Ma was at his finest in the Adagio, playing with tender intimacy in the ruminative reverie. The soloist also fluently encompassed both the fiery and introspective elements of the finale, investing the inward-looking passage near the coda—a late addition to the concerto when Dvorak’s sister-in-law passed away—with just the right aching nostalgia minus any extraneous lily-gilding.

Prieto—a frequent Ma collaborator—was a largely simpatico if not very subtle partner, drawing full-blooded accompaniment that would have benefited from more finely balanced textures, woodwinds in particular. Assistant concertmaster Stephanie Jeong, clarinetist John Bruce Yeh and oboist Michael Henoch contributed atmospheric solos.

The concert led off in lively fashion with the Mexican conductor bringing a musical postcard from his home country, Huapango by Jose Pablo Moncayo.
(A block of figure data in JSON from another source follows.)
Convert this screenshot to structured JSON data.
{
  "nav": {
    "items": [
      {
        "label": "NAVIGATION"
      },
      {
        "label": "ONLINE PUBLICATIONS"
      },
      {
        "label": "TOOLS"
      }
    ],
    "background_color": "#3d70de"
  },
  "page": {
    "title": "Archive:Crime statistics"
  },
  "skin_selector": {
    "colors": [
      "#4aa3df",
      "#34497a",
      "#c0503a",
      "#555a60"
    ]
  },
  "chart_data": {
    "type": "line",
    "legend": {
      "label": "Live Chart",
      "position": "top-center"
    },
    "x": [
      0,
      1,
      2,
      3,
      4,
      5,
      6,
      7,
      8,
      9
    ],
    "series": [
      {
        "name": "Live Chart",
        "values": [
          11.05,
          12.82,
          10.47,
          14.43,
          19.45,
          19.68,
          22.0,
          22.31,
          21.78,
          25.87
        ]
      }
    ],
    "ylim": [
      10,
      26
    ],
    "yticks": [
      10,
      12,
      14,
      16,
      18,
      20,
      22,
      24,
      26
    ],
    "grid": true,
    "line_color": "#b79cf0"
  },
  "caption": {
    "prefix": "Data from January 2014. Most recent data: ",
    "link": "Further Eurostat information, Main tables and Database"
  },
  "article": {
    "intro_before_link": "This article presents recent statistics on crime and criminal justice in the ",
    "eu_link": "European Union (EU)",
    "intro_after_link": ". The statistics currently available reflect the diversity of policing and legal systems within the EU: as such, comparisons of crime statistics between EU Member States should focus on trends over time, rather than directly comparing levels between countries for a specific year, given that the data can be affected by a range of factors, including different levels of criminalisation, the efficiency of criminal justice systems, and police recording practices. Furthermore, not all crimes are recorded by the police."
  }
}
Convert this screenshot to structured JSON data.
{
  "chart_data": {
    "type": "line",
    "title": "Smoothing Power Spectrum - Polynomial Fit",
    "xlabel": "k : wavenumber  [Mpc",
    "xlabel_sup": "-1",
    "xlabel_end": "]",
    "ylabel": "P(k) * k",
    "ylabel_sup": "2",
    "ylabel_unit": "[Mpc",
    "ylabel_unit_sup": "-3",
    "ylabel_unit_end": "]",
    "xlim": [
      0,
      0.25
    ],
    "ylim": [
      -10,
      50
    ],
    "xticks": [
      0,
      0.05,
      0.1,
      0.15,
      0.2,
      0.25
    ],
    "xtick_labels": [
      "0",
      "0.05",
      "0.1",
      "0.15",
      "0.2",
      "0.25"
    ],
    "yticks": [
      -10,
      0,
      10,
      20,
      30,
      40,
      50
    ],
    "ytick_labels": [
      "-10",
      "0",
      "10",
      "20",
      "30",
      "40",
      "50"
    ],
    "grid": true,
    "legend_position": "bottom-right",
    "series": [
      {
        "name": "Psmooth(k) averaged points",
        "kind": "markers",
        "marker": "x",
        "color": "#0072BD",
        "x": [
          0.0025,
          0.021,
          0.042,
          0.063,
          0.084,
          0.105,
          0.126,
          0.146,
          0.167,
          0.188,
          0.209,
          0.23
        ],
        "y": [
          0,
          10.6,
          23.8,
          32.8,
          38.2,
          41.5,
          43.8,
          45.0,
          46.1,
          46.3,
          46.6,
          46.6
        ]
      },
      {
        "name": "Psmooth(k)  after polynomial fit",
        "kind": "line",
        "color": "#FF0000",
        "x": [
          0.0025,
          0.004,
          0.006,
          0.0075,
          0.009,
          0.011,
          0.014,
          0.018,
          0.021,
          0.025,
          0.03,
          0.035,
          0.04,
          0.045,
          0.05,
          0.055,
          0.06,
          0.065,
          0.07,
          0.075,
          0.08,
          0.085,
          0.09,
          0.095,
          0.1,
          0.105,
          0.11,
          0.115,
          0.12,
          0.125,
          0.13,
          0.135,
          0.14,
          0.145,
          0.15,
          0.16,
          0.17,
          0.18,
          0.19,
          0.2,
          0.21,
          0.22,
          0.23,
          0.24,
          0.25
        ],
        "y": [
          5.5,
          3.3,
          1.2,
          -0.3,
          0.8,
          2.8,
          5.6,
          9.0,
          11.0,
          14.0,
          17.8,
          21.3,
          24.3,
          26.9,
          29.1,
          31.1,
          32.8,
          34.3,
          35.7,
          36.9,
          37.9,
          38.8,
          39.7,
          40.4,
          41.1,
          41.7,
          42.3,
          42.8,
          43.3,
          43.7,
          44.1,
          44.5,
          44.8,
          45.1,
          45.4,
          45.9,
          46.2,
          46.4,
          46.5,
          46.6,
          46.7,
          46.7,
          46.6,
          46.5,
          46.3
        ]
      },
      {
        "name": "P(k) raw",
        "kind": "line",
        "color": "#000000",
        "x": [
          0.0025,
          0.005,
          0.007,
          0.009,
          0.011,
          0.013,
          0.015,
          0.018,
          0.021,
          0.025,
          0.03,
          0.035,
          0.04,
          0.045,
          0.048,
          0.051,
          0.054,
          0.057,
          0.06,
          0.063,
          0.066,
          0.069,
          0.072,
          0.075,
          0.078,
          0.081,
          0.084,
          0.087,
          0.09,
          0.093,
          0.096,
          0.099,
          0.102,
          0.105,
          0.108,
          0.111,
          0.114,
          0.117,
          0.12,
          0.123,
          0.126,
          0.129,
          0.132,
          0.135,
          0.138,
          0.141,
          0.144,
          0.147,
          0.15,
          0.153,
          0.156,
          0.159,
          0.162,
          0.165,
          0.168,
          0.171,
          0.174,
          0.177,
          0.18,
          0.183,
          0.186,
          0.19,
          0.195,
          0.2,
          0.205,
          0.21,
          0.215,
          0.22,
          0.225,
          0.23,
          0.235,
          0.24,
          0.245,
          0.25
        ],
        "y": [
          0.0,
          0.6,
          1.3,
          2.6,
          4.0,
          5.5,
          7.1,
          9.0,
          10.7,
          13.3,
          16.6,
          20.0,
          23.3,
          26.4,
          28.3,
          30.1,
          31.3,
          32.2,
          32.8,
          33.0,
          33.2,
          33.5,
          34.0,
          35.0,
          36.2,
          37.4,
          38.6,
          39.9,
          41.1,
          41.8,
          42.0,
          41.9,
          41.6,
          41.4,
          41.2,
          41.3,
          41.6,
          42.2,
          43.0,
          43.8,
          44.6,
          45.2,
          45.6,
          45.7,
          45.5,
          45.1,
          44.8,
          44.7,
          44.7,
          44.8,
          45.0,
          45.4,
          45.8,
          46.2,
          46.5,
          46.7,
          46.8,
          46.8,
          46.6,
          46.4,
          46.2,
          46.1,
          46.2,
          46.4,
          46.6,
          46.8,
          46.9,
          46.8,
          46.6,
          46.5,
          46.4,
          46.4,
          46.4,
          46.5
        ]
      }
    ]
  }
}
The lightweight nine-minute piece doesn’t offer much beyond any number of similar dance-flavored Mexican overtures, but under Prieto’s energetic direction, the CSO put Huapango across with all due vitality and rhythmic insistency, with special kudos for Chris Martin’s echt-mariachi trumpet solos.

The performance of Beethoven’s Symphony No. 2 could have used some of the same energy. Prieto led a routine and generalized performance heavy on bluster and lacking refinement and expressive nuance. The conductor found little depth in the Larghetto—-Beethoven’s first great symphonic slow movement—and the awkward balancing often made the symphony sound like an early 19th-century timpani concerto.

Prieto’s garrulous direction found little charm or humor in this score and no one hearing this music for the first time would guess the final movement is one of Beethoven’s wittiest inspirations. The conductor indulged in so much hand-shaking with musicians after the performance you could easily believe that he’s on the Cook County ballot in November.

The program will be repeated 3 p.m. Sunday. cso.org; 312-294-3000.